Day 2: Ice layer 80+ cm into Devon Island soil. (Photo Haughton-Mars Project 2013 / A. Wang)

Day 2: An Inuksuk on the hill next to our camp. (Photo Haughton-Mars Project 2013 / A. Wang)

Day 2: Camp view from top of the hill. (Photo Haughton-Mars Project 2013 / A. Wang)

Day 2: Shatter Cones – You can only find rocks with shatter cones feature beneath meteor impact craters and/or nuclear explosion site. These are rocks that underwent 10 Giga Pascals of shock pressure.

Day 2: Recent vertebrate. (Photo Haughton-Mars Project 2013 / A. Wang)

Day 6: First snow fall. (Photo Haughton-Mars Project 2013 / A. Wang)

Day 6: Drill Hill covered with snow. (Photo Haughton-Mars Project 2013 / A.Wang)

Day 7: More snow. (Photo Haughton-Mars Project 2013 / A.Wang)

Day 8: Sniffer bit deployment #1. Total Sniffer length ~ 2m. Took about 1.5hours to deploy one. (Photo Haughton-Mars Project 2013 / A.Wang)

Day 8: Sniffer bit deployment #2. (Photo Haughton-Mars Project 2013 / A.Wang)

Day 8: Sniffer bit deployment #2. (Photo Haughton-Mars Project 2013 / A.Wang)

Day 8: Whoever can pull this sniffer bit out will be crowned the new King Arthur. (Photo Haughton-Mars Project 2013 / A.Wang)

Day 8: Me, Brian, and Sarah. (Photo Haughton-Mars Project 2013 / A.Wang)

Day 8: The “night” before we took down the tent. (Photo Haughton-Mars Project 2013 / A.Wang)

Day 9: Beautiful day to leave the island. (Photo Haughton-Mars Project 2013 / A.Wang)

Day 9: (Photo Haughton-Mars Project 2013 / A.Wang)
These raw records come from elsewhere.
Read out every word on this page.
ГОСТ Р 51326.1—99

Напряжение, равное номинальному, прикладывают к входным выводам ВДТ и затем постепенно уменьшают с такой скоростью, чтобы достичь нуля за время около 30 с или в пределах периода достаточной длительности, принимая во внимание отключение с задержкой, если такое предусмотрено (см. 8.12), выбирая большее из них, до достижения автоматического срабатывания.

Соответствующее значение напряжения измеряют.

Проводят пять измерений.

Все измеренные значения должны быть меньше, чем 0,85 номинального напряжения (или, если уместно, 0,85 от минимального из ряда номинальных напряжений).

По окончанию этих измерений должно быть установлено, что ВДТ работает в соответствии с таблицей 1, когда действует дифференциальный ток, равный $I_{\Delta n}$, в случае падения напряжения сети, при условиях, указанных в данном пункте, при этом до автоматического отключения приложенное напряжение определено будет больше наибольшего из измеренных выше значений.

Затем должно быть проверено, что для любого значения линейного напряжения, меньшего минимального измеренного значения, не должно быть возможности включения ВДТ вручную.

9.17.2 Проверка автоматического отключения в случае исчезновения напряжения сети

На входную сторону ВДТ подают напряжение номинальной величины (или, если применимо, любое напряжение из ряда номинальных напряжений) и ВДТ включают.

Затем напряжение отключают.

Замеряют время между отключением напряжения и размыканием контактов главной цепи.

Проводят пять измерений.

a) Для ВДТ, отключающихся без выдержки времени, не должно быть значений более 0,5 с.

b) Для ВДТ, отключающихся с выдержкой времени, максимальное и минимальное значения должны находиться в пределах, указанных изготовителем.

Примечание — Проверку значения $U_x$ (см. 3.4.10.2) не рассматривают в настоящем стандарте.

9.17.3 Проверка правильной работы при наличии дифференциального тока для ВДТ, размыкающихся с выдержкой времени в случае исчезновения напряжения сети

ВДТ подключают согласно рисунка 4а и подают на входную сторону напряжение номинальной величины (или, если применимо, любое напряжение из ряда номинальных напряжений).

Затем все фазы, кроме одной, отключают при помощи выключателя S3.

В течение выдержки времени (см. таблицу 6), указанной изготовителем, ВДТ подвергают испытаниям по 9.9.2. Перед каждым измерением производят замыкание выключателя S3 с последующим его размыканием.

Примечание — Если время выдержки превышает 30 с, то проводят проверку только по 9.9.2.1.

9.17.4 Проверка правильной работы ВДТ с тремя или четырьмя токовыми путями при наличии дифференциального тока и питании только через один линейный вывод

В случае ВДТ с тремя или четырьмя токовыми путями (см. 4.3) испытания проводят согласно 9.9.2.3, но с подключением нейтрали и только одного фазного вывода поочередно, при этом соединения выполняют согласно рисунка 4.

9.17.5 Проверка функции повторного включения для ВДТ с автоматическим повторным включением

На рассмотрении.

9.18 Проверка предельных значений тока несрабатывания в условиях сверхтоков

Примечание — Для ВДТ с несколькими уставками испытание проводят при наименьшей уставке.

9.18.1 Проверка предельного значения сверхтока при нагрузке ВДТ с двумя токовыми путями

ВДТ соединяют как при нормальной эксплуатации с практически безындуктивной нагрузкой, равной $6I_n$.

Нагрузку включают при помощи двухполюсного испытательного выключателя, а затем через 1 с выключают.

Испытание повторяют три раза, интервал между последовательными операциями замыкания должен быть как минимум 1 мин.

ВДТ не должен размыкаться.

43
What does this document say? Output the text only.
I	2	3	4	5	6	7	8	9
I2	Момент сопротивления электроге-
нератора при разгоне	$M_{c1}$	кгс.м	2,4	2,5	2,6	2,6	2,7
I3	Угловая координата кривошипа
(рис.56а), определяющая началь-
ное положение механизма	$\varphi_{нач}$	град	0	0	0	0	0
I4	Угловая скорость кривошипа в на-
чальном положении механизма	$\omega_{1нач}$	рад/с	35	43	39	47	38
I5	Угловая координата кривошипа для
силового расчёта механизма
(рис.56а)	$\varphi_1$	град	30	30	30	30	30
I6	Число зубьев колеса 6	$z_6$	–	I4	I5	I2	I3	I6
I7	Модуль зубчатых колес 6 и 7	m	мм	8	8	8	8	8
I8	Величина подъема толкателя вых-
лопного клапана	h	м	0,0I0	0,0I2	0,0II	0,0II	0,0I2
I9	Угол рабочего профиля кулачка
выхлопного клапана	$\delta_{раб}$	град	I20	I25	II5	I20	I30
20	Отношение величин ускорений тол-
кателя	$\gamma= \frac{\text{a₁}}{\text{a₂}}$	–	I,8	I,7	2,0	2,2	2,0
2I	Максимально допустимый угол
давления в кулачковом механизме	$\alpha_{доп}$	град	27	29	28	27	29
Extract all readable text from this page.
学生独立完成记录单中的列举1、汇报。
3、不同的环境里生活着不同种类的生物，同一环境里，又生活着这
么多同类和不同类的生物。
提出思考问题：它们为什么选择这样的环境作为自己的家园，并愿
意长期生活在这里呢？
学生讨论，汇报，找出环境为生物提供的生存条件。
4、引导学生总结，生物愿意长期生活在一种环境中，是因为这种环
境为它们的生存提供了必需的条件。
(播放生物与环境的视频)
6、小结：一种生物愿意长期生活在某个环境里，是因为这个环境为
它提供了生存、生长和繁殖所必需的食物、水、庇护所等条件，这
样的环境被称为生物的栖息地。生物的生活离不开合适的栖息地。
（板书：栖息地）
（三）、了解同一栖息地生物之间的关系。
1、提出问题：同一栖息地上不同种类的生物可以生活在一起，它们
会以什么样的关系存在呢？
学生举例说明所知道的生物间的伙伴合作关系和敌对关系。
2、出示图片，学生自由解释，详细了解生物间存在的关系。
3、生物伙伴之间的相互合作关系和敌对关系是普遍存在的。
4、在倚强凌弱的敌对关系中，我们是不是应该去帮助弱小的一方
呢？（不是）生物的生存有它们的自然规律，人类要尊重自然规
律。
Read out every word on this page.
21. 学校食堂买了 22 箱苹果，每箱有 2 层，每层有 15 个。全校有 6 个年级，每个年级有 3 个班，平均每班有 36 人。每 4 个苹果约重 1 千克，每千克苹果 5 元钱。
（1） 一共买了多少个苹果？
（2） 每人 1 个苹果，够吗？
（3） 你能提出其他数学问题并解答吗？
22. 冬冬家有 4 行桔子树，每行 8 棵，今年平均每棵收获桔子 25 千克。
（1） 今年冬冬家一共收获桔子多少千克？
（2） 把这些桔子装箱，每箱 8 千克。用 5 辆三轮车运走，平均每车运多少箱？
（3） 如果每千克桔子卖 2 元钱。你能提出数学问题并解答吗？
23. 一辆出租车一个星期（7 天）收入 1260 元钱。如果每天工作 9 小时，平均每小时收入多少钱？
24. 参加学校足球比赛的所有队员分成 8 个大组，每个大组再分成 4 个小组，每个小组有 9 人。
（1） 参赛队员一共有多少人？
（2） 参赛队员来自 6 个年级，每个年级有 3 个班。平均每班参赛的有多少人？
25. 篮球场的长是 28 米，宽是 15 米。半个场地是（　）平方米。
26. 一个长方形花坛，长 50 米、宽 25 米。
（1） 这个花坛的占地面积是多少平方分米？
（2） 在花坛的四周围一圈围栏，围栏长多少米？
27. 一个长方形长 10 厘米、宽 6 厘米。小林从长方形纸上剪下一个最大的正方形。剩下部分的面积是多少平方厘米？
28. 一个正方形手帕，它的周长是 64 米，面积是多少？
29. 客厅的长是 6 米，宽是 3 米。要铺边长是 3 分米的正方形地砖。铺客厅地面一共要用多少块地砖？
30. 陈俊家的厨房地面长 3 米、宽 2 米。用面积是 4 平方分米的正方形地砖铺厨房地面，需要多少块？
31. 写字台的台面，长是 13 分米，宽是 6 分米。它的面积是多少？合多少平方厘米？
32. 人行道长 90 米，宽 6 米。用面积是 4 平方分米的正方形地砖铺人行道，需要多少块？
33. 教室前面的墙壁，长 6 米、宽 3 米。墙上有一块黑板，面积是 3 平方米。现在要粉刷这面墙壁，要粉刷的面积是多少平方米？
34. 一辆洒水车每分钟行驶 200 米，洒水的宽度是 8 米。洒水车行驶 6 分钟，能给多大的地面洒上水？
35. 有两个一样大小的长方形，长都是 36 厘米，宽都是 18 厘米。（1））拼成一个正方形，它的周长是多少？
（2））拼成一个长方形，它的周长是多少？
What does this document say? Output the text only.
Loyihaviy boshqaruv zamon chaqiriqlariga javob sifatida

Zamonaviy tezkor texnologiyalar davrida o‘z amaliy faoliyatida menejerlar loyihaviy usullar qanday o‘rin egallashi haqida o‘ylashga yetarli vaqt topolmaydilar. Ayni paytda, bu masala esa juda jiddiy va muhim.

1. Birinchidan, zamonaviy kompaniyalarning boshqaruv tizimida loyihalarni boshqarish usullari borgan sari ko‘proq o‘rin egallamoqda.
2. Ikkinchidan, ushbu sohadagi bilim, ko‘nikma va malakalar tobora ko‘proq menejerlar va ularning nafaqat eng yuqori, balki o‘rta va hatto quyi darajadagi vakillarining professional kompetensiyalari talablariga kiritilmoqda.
Despite the clear blue sky that we had on the island that day, the weather in Resolute wasn’t as ideal, hence the twin otter plane was not able to come pick us up. So we ended up leaving the island the next day instead.

Day 10: Walking towards the runway. (Photo Haughton-Mars Project 2013 / A.Wang)

Day 10: I’ve never been this excited to see an airplane land in my life. (Photo Haughton-Mars Project 2013 / A.Wang)

Day 10: (Photo Haughton-Mars Project 2013 / A. Wang)

Day 10: Ping Pong doing what she does best. (Photo Haughton-Mars Project 2013 / A.Wang)

Day 10: (From left to right) Me, Pascal, Ping Pong, Sarah, Irene, Brian, and John.(Photo Haughton-Mars Project 2013 / A.Wang)

Overall, Devon Island 2013 field campaign was a success. We’ve reached IB2’s drilling goals and pushed the drill to its limits. We’ve collected extremely valuable drilling data that will further lead us into perfecting our drills. The past two weeks had just been too surreal. After two consecutive field campaign, it is now time to give IB2 a rest.